Alexis thought she led a typically dysfunctional high school existence. Dysfunctional like her parents' marriage. Or her doll-crazy twelve-year-old sister, Kasey. Or even like her own anti-social, anti-cheerleader attitude. When a family fight results in some tearful sisterly bonding, Alexis realizes that her life is creeping from dysfunction into danger. Kasey is acting stranger than ever: her blue eyes go green, sometimes she uses old-fashioned language, and she even loses track of chunks of time, claiming to know nothing about her strange behavior. Their old house is changing, too. Doors open and close by themselves. Water boils on the unlit stove, and an unplugged air conditioner turns the house cold enough to see their breath in.

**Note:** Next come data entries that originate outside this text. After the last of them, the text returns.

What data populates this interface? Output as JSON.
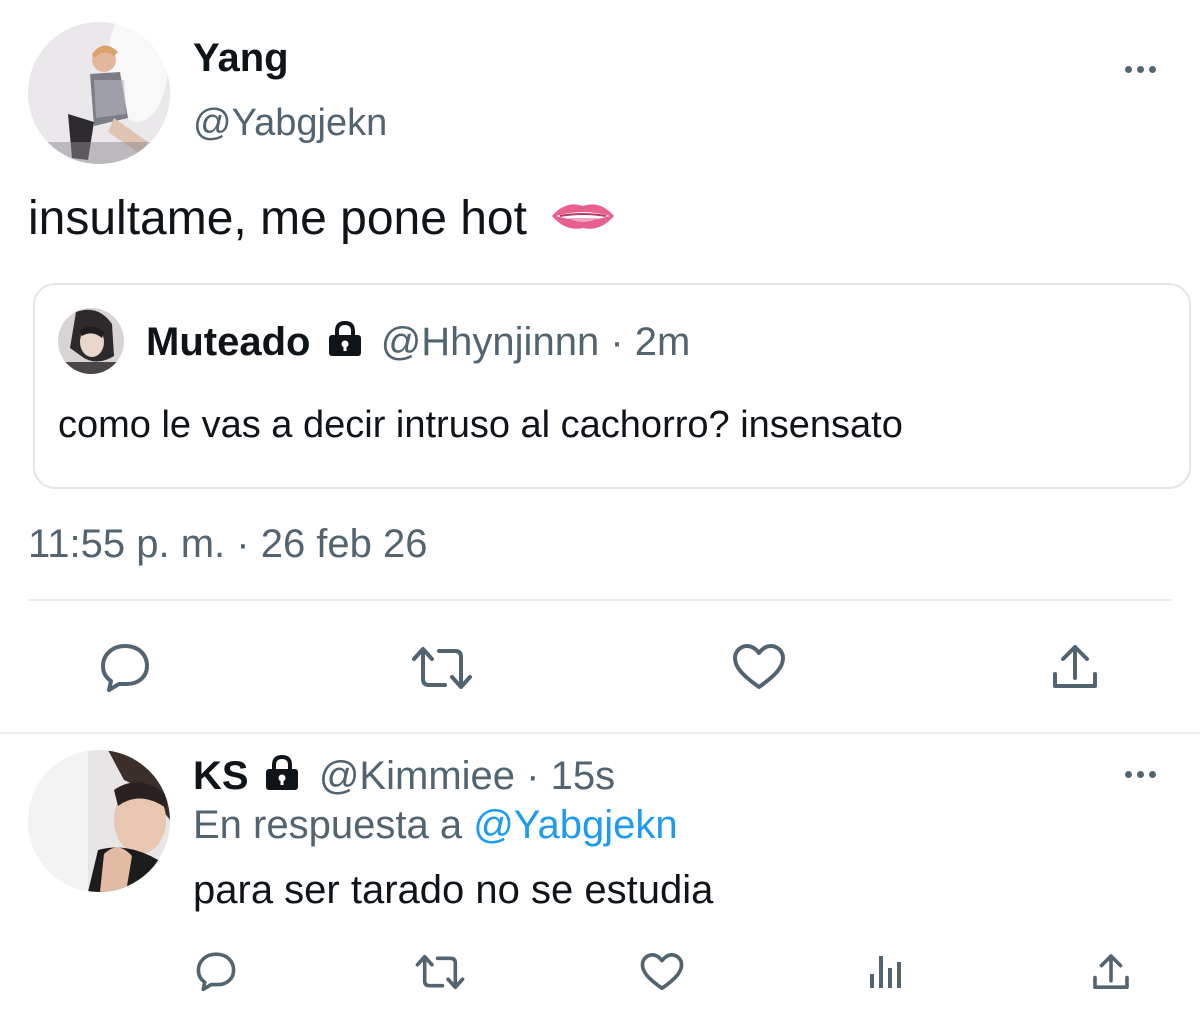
{
  "main_tweet": {
    "author_name": "Yang",
    "author_handle": "@Yabgjekn",
    "text": "insultame, me pone hot",
    "emoji": "🫦",
    "timestamp": "11:55 p. m. · 26 feb 26",
    "quoted": {
      "author_name": "Muteado",
      "author_handle": "@Hhynjinnn",
      "time": "· 2m",
      "text": "como le vas a decir intruso al cachorro? insensato"
    }
  },
  "reply": {
    "author_name": "KS",
    "author_handle": "@Kimmiee",
    "time": "· 15s",
    "reply_prefix": "En respuesta a",
    "reply_to": "@Yabgjekn",
    "text": "para ser tarado no se estudia"
  },
  "icons": {
    "more": "more-dots-icon",
    "lock": "lock-icon",
    "reply": "reply-icon",
    "retweet": "retweet-icon",
    "like": "heart-icon",
    "analytics": "analytics-icon",
    "share": "share-icon"
  },
  "colors": {
    "text": "#0f1419",
    "muted": "#536471",
    "link": "#1d9bf0",
    "border": "#cfd9de",
    "lips": "#e8608f"
  }
}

Alexis wants to think that it's all in her head, but soon, what she liked to think of as silly parlor tricks are becoming life-threatening: to her, her family, and to her budding relationship with the class president. Alexis knows she's the only person who can stop Kasey—but what if that green-eyed girl isn't even Kasey anymore?
PUBLISHERS WEEKLY
In Alender's character-driven debut, outsider Alexis who dyes her hair exotic colors, hates cheerleaders and sees the world through the lens of her camera first suspects something's amiss when she and her younger sister, Kasey, notice light emanating from their antiquated house. Tension builds slowly as doll-obsessed Kasey starts acting more strangely than normal, the girls' father is hospitalized after a car accident and the house itself becomes increasingly temperamental (the air-conditioner seems determined to freeze them to death, and the girls are strangely drawn to the creepy basement). Meanwhile, Alexis's social life takes an unexpected turn via a budding romance with the class vice-president and a new confidante: a cheerleader with a clairvoyant bent. As Alexis's stubborn stereotypes disintegrate, so does her unwillingness to accept the possibility of unseen forces, and she addresses the change with wry humor ("What was this, Challenge Alexis's Long-Held Assumptions Day?"). While the true scares are relegated to a few ephemeral moments during the buildup of the haunting, and the ghost's vengeful motivations feel undernourished, fans of classic young adult ghost stories should welcome this solid offering. Ages 12 up.